ON a cruise ship sometimes people may think service is slow, but for some waiters that is a sign of respect. You are supposed to enjoy the meal. Sometimes it is just slow, though.
We had a night in Phoenix where we were dressed casually (not unusual in Phx) but we walked into a finer restaurant that happened to be in our neighborhood (our first time there). We decided to stay even though it was pricey because we had heard it was good. We were underdressed but it only had a few tables anyway, so we didnt worry about it that much.
The waiter gave us average service but we didn't say anything even though he seemed pretty snooty. He later came over and apologized and said he was wrong for serving us the way he did. I never had a waiter apologize to me for bad service unprompted before.
In the Kerry Simon restaurant the waitress was adorably slutty (the theme of the restaurant is a whore house, by the way) - she had platinum blonde hair and tattoos - but she was very nice. She "lied to management" about it being my birthday to get me that $9.00 cotton candy at no charge when I asked about it - because that is what a really great server does, they get to know you like real people and treat you the way they would like to be treated.
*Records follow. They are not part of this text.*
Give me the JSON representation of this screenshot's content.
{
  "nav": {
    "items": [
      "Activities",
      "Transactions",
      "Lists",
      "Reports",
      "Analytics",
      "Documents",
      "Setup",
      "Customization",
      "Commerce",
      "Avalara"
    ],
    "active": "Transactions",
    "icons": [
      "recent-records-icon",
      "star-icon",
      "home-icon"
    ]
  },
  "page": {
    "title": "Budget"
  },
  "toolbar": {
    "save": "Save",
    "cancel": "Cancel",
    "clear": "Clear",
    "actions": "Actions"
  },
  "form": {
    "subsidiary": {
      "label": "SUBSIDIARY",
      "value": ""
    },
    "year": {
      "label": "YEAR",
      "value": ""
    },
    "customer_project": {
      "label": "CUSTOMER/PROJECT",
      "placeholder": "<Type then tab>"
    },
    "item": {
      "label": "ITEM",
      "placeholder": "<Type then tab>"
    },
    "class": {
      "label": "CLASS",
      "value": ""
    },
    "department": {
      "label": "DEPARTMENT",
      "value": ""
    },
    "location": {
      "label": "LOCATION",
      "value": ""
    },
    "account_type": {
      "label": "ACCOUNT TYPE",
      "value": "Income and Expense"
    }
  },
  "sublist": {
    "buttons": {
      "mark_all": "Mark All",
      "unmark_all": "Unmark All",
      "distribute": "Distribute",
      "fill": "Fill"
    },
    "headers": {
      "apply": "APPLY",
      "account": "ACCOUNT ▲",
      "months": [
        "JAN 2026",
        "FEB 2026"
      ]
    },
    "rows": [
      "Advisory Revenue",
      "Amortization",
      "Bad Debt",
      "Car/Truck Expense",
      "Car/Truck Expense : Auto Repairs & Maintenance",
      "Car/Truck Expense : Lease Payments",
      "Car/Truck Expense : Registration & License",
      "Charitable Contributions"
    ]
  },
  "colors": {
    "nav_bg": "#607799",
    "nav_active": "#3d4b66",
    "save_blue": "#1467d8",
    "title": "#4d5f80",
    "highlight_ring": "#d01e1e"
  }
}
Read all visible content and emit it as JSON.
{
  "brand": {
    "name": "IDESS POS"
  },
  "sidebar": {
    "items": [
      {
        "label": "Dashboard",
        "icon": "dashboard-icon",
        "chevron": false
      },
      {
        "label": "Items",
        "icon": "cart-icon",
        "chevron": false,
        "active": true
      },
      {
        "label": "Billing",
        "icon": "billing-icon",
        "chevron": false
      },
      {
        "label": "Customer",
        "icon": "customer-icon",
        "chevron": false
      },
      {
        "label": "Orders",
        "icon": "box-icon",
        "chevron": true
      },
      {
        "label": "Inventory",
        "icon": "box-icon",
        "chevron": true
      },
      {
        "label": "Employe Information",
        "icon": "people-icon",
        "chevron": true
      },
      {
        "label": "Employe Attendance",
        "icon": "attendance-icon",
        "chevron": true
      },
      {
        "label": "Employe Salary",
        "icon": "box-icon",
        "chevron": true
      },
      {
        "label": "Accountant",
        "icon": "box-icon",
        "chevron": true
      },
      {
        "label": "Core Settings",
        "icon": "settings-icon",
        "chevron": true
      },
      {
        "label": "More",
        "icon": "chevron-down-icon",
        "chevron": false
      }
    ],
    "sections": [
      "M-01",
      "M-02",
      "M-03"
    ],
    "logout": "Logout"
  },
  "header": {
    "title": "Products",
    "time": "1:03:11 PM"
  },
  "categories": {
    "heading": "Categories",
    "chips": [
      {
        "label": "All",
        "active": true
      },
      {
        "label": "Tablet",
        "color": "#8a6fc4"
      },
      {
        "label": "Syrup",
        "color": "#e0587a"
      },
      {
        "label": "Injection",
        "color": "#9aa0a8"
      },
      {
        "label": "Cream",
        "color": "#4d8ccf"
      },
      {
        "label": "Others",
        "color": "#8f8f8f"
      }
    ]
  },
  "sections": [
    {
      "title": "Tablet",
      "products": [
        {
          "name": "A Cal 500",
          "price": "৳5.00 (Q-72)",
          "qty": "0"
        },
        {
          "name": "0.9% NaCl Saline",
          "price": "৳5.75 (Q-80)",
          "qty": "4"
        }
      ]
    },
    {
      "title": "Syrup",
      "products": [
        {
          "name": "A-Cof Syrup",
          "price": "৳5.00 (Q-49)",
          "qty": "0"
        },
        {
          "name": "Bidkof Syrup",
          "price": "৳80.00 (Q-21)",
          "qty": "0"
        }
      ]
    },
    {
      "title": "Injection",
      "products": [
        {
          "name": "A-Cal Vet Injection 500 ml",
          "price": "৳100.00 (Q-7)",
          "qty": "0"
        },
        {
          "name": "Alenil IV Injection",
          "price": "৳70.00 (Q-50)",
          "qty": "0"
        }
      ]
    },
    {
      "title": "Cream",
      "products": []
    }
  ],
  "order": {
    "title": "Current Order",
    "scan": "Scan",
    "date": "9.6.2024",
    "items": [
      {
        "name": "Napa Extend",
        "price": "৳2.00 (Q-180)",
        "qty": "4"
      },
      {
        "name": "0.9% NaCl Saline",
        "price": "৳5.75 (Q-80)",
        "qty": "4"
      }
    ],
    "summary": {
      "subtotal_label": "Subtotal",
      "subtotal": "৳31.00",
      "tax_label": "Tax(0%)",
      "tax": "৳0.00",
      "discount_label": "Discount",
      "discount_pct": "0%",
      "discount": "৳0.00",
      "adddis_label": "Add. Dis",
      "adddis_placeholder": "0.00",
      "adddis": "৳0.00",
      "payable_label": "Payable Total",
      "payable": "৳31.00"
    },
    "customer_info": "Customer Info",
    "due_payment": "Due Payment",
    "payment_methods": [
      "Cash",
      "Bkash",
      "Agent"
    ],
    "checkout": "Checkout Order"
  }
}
if you want to see what regular waiters are really thinking you can find sites online where they vent. I think you would find some of those neighborhood restaurants may give great service, but they may not be as sincere about it as you might think.
But bottom line (after all this rambling) is that yes - a great restaurant should have friendly and NOT pretentious service. After all, it isn't about making impressions, it is about how good you really are.
The Emiril restaurant was great - a three hour wait to get in at 11:00 pm and worth waiting every minute. The waiter was also extremely nice and friendly. I think a really great restaurant will understand that you don't dine like that every week - they want to make it really special for everyone. If they don't get that, then they are probably overpriced and faux in how they present their supposedly great food.